Some models can request several tool calls in a single turn rather than one at a time. This is often cheaper than a long serial loop, because it collapses what would have been multiple round trips, each replaying the full history, into fewer turns. If your task naturally needs several independent lookups, encouraging parallel tool calls can cut the number of times you re-send the schemas and the conversation. The tradeoff is that the model commits to all the calls before seeing any results, so it cannot adapt based on what the first tool returned. Use parallel calls for independent fetches and serial calls when each step depends on the last.

Whatever pattern you use, instrument it. Token usage for tool-heavy workloads is rarely intuitive, and the only reliable way to find waste is to log the input and output token counts for every turn of a full agent run. Once you can see which turns are large and why, the fixes become obvious: a bloated tool result here, an unpruned history there, a schema that could be trimmed. Without that visibility, teams routinely underestimate agent cost by a wide margin because they reason about the user's question rather than the dozens of token-laden turns it triggers.
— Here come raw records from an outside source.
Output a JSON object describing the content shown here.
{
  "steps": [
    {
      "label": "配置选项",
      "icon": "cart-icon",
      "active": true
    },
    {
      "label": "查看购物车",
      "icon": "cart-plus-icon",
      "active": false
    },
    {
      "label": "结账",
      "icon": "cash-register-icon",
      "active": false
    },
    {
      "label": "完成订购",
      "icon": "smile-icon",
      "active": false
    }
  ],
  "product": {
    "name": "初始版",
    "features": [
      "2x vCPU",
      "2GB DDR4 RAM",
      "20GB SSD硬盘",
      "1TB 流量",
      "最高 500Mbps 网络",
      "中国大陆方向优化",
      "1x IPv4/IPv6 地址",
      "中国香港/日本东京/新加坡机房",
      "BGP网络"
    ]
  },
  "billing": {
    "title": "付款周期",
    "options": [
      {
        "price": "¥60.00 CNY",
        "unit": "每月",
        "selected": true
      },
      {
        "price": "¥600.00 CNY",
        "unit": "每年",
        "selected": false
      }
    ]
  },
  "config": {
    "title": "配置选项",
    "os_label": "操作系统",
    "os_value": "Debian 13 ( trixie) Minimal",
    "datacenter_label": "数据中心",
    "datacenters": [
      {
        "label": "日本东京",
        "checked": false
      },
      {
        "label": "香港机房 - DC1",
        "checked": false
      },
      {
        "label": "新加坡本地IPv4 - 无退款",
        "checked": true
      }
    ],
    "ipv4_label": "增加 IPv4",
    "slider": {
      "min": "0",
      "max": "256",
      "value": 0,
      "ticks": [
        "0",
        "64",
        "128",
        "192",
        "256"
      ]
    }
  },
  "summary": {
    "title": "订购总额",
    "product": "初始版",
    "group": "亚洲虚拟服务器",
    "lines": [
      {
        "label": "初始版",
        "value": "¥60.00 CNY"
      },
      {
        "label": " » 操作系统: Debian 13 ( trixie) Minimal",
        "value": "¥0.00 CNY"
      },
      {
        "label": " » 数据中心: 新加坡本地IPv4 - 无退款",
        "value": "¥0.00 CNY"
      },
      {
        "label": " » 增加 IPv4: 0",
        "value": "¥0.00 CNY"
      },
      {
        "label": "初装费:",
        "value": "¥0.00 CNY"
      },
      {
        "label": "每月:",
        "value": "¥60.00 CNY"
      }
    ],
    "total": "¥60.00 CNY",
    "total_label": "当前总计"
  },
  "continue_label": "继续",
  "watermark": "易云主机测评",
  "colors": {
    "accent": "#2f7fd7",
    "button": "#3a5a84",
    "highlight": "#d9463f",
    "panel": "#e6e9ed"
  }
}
Function calling is one of the most powerful capabilities modern models offer, but its costs are structural and easy to overlook. The tokens hide in the schemas, the tool results, and the replayed history of every step. By trimming each of those, caching what stays constant, and capping how long loops run, you can build capable tool-using applications without watching your inference bill grow with every extra step. Measure the token count of a full agent run, not just the user's question, and you will quickly see where the real spending lives.